HASAN KANBOLAT

[email protected]

HASAN KANBOLAT
July 22, 2012, Sunday

Looking at Syria from Hatay-Reyhanlı

For a week I have been spending time in Hatay-Reyhanlı. Reyhanlı is a Turkish town that is home to the Cilvegözü border gate, Turkey’s most important gateway to the Middle East along the Syrian border.

Despite its fertile lands, locals now rely mostly on other means to make a living as agriculture has become less popular. Smuggling and the revenues generated out of activities at the Cilvegözü and Bab al-Hawa border gates on the Syrian side are the main sources of income for people in Reyhanlı.
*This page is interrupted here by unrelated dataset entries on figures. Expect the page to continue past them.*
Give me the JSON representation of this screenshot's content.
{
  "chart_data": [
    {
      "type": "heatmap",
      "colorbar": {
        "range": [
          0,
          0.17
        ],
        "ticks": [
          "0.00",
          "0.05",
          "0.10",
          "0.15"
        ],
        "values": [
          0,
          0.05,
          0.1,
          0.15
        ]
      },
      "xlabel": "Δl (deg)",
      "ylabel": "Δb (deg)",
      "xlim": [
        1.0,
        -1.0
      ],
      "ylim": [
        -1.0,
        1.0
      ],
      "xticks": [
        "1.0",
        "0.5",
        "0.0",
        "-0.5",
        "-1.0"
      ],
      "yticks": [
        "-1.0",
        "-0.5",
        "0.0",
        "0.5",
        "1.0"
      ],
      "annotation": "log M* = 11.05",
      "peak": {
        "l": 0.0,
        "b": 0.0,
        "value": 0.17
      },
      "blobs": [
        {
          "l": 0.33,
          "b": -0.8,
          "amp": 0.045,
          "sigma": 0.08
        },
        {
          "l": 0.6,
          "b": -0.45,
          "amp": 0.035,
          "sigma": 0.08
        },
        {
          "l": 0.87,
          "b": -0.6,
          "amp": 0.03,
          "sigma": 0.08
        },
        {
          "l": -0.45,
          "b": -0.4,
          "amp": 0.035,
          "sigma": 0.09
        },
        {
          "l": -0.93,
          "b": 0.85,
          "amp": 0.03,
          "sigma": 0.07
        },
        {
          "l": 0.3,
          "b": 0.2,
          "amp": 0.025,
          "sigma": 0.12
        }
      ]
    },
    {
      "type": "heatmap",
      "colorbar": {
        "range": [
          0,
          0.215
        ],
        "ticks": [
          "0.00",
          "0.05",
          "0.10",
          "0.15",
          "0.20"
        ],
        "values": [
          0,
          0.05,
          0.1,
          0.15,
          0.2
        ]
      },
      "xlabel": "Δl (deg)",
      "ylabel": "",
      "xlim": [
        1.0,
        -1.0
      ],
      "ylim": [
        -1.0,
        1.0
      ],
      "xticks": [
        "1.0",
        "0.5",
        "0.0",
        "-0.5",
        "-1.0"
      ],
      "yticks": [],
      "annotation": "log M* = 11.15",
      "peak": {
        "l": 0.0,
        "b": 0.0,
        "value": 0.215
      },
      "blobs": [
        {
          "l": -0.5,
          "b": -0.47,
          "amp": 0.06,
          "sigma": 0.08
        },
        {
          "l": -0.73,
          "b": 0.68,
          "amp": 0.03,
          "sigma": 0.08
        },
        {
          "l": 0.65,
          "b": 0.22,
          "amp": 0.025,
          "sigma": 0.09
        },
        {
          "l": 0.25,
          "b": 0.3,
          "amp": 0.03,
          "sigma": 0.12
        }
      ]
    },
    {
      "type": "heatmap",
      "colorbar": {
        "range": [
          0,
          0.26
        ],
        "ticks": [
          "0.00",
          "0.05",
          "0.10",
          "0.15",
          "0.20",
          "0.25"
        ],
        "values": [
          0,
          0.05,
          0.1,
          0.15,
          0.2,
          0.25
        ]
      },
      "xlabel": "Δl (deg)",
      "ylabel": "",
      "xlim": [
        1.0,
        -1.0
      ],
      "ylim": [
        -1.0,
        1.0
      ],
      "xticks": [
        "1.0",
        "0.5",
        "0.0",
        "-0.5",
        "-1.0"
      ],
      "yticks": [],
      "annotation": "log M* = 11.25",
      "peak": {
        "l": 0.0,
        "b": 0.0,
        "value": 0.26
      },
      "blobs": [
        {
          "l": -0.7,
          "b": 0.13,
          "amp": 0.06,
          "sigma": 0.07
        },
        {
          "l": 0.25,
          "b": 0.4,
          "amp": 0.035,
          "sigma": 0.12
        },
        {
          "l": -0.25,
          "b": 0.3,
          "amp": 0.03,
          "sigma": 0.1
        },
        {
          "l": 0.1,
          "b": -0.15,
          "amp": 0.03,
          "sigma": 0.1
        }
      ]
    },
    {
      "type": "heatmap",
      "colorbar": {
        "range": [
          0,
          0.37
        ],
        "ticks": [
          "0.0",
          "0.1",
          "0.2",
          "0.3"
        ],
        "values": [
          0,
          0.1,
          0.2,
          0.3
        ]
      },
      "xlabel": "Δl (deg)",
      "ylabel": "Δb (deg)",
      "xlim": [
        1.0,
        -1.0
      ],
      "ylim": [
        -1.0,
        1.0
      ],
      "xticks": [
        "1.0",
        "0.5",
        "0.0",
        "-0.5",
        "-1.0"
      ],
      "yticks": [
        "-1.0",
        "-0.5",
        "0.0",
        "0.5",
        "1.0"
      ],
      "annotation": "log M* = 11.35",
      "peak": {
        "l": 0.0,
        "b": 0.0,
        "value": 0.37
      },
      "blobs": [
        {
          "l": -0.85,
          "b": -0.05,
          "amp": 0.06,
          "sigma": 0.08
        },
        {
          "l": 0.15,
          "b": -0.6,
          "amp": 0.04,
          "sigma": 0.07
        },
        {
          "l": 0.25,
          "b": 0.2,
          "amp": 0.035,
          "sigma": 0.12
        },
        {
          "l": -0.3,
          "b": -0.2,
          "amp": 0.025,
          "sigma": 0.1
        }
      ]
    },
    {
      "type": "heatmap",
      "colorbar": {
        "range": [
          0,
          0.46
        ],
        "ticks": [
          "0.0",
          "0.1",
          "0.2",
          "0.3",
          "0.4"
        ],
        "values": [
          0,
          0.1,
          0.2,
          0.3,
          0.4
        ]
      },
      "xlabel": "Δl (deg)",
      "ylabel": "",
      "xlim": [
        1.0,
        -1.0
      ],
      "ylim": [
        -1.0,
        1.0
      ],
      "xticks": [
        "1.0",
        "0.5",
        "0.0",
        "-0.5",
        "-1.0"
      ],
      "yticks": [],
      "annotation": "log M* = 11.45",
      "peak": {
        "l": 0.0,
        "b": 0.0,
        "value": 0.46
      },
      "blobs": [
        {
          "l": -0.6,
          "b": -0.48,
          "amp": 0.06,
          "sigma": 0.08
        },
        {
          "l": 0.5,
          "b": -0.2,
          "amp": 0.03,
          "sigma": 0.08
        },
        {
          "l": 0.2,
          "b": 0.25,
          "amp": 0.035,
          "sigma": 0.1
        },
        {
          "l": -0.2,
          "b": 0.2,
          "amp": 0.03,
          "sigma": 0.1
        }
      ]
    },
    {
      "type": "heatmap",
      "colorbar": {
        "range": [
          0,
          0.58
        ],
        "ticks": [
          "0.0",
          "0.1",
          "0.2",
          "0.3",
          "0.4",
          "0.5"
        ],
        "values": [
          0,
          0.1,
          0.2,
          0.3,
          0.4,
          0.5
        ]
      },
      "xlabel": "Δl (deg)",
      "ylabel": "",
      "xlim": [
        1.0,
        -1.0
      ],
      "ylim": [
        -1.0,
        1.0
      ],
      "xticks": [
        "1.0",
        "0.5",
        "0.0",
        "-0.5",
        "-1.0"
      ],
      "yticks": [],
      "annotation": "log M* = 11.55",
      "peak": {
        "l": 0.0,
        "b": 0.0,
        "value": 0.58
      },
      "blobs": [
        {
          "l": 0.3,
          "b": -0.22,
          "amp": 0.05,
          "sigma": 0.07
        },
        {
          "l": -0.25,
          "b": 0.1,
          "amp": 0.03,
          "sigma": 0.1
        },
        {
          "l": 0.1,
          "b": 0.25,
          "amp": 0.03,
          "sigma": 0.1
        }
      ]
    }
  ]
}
Intense clashes were observed in Syria on July 18 and 19. At around 12 p.m. on July 19, Syrian rebels seized the Bab al-Hawa border gate. Around the same time, reports indicated that the rebels had also taken control of the Carablus border gate along the Turkish-Syrian border and the Abu Kamal border gate along the Syrian-Iraqi border. Syrian customs officers and military servicemen fled to the Turkish side of the border in an attempt to save their lives. Because no customs officers stayed on the Syrian side, trucks passed through the gate without proper certification and verification. Mechanics from Turkey went to Bab al-Hawa to fix the tires of Turkish trucks hit during the clashes.

I was invited to a dinner in a village along the Syrian border on July 19. Two rebels involved in the occupation of the Bab al-Hawa border gate were also at the dinner. One of them was a teacher and the other a college student at Baghdad University. The teacher had an iPad. They were both calm and polite. They did not speak unless they were spoken to. Their responses were brief and clear. They did not brag while speaking. They noted that they had been fighting against the Shebbihas, a militia group supported by the Damascus administration, rather than the army along the border and in Idlib. They said that 70 rebels had died in those clashes in July and while they did not have any information on the casualties of their opponents they had destroyed 14 tanks and heavy weaponry. I asked them about the things they needed most. Responding calmly, they said they needed arms, and food for fast-breaking dinners. While responding, they did not show any sign of complaining or making a strong request.

People living in the Kavalcık and Kefer Ade villages in Reyhanlı and the people in Idlib are related. They are members of the Hadar tribe. The relatives of the Arab tribes in Reyhanlı (Hadidi, Baggara, Naim, Hassan and Cess) live in the south of Aleppo and Hama.

The streets of Reyhanlı are full of Syrian civilians and uniformed Syrian troops. It is not clear who moved to Turkey to save their lives from army brutality and who came to the town to stay away from the violence of the rebels. In the end, Turkey is a safe haven for both. Reyhanlı people are now familiar with the uniformed Syrian soldiers. Nobody cares. An outsider may think that Turkey and Syria have merged or Reyhanlı has been occupied by the Syrian army. The number of Syrians has increased dramatically in Reyhanlı over the last couple of months, with the number of Syrian families in the town at around 1,500.

Generally, middle class families rent houses in Reyhanlı. They are mostly merchants, doctors, engineers, military servicemen or musicians. Both supporters and opponents of the Assad regime move to the town. Some stay in Turkey permanently, whereas others drop their family there and go back to Syria. It is almost impossible to find a house to rent in the town. Rates have increased from TL 100-200 to TL 300. Food prices have also gone up. However, the price of meat has declined because livestock are being smuggled through the border gate. The Reyhanlı State Hospital is full of Syrian patients. Ambulances carry sick and wounded people from the border every day. The daily rate of pay for labor in Reyhanlı is TL 16 before noon and TL 26 after noon. Monthly pay for labor is around TL 500. The participation of Syrians in the workforce has not caused any further decline of this rate.

Both people and goods move from Syria to Reyhanlı’s border villages, including Harran, Sansarin and Bornivaz. The Syrian parts of these villages are under the control of the rebels. You can see their tents with the naked eye. It has been reported that there is a hospital where French doctors work in the Syrian town of Atma that is known as the stronghold of the rebels.

People in Reyhanlı live their daily lives intertwined with Syria.